Again student attendance was high throughout the semester (90%) and most students handed in 4 or 5 cue cards (5 being maximum). When I started this way of teaching, I fully expected some complaints about the lack of lectures and, particularly, the lack of handouts - but very few students have mentioned this in feedback. In fact the feedback (for the two years I have tried this) has been pretty positive - some comments have been:

"The lesson system and problems was very good - much better than just talk."
"The idea of the cue cards is good. I found the necessity of writing notes helped me recall a lot of information."
"It was different and a very good way of learning. There was a lot more class discussion and very well taught".

Some however did not like it - and preferred the lecture/seminar format: for example of the 27 feedback replies this year, 15 were very positive about PBL, 5 didn't like it, 4 were not bothered and 3 didn't answer!! More liked the cue cards (21 Positive, 4 negative, 2 not bothered - and they all answered this time!)

The first year I ran the module this way, one of the main comments was that it had forced them to read more and to read more throughout the module. So this last year I specifically asked them if they agreed with this comment and whether they had read any book apart from the set textbook. Most of the students agreed with the comment and also set they had read outside the main text. However most had only read another textbook! So although they are reading - it is still very much textbooks and a small range at that.

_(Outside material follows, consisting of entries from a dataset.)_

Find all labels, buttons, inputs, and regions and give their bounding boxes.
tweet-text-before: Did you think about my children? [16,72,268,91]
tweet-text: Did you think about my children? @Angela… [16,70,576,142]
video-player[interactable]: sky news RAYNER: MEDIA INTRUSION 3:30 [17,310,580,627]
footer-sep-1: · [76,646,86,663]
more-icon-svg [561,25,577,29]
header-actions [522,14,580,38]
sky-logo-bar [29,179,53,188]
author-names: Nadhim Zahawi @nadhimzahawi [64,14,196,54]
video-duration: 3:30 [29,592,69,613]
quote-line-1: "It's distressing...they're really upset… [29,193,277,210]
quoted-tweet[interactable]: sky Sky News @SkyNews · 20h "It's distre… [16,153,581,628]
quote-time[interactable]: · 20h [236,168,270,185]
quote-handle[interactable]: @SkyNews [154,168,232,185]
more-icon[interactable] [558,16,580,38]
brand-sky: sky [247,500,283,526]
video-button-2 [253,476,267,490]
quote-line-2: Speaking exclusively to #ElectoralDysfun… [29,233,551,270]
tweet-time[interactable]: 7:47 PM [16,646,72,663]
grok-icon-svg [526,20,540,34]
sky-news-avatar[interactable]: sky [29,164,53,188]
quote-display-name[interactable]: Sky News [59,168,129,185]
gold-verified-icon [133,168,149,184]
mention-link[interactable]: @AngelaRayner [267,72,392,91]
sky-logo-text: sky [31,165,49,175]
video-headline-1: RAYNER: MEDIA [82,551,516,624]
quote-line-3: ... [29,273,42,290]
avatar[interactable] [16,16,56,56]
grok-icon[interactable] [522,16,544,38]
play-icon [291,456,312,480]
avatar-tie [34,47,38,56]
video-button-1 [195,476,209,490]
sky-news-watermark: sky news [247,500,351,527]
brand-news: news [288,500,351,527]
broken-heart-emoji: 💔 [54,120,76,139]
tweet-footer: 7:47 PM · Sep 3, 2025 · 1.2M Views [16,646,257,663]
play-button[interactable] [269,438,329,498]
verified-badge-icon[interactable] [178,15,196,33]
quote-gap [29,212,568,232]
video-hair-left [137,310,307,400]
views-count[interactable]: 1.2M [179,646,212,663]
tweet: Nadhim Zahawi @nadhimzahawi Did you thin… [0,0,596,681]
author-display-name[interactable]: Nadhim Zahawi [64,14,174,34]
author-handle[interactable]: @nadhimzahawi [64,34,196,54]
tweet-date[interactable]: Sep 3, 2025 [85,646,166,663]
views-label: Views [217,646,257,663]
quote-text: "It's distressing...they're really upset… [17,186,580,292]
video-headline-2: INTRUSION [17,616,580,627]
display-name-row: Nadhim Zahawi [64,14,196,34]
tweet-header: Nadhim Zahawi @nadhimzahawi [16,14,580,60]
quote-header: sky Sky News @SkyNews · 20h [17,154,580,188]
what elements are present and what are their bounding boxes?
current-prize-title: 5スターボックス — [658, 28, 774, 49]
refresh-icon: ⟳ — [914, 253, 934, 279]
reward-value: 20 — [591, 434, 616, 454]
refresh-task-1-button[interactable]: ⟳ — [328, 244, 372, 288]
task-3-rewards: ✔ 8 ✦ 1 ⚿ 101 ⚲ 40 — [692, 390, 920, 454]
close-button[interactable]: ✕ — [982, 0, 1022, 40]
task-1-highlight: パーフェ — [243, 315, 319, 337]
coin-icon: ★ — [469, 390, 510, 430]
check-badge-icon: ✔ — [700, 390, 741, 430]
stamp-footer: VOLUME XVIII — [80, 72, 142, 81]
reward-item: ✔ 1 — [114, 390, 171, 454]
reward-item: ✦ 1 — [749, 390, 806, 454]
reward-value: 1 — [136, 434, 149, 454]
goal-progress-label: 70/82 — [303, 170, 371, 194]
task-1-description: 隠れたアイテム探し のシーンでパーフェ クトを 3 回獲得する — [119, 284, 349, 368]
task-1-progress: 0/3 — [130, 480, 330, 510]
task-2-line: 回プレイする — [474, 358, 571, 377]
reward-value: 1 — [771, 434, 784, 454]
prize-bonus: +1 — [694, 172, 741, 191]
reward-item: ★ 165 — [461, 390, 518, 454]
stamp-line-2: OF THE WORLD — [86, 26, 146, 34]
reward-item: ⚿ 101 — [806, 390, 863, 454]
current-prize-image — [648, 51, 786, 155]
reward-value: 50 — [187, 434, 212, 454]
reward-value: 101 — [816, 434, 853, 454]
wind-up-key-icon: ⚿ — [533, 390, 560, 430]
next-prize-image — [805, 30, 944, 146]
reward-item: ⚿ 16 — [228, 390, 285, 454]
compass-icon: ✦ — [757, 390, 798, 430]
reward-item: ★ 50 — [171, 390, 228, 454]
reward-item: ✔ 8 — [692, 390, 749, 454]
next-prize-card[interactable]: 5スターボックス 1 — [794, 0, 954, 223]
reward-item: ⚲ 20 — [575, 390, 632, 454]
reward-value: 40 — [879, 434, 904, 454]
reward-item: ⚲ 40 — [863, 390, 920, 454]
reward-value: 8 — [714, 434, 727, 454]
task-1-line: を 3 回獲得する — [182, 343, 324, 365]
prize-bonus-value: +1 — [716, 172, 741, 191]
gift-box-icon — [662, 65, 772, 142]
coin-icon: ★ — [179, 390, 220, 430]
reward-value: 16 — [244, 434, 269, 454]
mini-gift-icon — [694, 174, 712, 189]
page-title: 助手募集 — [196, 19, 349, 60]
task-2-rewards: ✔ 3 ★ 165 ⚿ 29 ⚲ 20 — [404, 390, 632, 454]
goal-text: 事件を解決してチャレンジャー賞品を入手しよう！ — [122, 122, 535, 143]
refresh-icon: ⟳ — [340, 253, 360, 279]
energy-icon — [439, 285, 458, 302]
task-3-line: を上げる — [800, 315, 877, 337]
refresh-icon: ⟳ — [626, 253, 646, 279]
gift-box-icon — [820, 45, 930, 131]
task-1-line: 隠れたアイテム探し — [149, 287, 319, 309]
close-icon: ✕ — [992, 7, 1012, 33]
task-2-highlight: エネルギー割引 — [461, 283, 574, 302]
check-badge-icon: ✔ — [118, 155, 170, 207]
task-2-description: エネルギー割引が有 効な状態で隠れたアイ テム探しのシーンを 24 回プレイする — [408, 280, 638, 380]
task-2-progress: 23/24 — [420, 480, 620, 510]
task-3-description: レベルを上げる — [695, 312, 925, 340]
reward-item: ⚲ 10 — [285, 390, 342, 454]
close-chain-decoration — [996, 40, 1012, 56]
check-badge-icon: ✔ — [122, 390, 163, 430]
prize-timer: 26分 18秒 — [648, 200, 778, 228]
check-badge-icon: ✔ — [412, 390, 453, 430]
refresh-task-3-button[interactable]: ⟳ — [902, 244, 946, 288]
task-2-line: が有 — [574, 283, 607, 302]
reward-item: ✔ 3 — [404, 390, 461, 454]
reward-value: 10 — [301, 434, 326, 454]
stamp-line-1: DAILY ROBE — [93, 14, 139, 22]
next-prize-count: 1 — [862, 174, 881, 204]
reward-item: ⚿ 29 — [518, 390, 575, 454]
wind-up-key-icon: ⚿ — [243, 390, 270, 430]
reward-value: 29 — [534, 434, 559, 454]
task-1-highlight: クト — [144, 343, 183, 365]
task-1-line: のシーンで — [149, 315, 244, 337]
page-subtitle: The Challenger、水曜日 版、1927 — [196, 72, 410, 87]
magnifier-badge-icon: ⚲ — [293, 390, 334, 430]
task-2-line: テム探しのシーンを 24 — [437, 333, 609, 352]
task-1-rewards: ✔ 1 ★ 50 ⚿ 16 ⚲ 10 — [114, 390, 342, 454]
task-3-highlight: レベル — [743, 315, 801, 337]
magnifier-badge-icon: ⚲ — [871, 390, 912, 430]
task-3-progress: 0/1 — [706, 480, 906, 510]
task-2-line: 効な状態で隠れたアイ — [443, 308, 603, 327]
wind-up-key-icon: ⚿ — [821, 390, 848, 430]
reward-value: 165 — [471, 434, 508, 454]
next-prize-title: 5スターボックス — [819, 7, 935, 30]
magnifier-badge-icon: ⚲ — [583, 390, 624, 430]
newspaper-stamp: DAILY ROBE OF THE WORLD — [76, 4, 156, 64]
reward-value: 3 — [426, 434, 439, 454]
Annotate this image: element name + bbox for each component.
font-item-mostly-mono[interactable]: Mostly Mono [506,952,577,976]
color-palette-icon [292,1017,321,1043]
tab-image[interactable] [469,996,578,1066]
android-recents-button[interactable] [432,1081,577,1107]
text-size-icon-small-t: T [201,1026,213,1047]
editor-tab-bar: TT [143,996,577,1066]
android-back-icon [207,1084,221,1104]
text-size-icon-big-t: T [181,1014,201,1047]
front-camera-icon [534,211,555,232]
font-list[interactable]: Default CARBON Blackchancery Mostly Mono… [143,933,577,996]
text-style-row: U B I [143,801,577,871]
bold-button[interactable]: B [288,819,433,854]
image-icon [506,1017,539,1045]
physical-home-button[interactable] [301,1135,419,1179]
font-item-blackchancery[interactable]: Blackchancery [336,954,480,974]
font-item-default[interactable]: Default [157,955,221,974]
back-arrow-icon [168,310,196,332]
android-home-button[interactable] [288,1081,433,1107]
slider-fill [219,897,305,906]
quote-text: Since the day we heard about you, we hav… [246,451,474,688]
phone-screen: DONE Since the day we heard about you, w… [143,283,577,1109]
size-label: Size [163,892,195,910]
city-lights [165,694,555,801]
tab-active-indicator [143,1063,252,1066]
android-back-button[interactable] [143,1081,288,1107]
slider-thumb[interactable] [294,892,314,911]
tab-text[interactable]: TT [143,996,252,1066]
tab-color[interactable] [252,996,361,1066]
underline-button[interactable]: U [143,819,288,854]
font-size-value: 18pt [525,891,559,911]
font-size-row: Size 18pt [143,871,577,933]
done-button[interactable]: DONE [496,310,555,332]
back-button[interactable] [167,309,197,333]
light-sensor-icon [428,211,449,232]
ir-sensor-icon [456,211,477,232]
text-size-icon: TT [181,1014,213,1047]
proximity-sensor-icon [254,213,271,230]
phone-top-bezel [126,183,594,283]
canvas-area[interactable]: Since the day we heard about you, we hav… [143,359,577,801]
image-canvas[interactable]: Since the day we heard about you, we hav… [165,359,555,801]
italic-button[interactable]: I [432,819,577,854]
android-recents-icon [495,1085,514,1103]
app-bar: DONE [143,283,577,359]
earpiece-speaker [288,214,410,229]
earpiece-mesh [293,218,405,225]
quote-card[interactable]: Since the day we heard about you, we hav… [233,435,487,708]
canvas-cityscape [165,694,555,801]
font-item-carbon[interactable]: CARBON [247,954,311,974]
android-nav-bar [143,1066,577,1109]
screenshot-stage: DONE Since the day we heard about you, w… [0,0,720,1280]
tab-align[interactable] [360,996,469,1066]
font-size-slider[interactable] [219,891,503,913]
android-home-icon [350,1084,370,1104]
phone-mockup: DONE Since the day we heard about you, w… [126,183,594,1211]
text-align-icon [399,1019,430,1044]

Particular comments here were:

"It has kept me up to date with my reading rather than cramming at the end."
"Making notes and handing it in allowed more reading around topics from start to finish."
"I reviewed each week materials after the class".

I do have to say that in the two years I have taught the module there has been a great atmosphere in class - lots of discussions, trying to think through things (rather than waiting to be told) and lots of laughter. Working in groups in class has tended to be a big factor in this and I think this is something ignored by many commentators on PBL.

To sum up: I am convinced the PBL style is a major aid to improving student attendance;

I am convinced it does encourage students to try and think through problems.

BUT

  • I think it struggles in teaching the more theoretical areas.
  • I think it has not been as positive in the area of student reading as hoped for.
  • I think that it cannot be used without the traditional methods generally - especially in large classes.
  • I think part of the reason students loved it in my International Economics class was its novelty.

So in conclusion, I think I am still sceptical, but perhaps a little less so.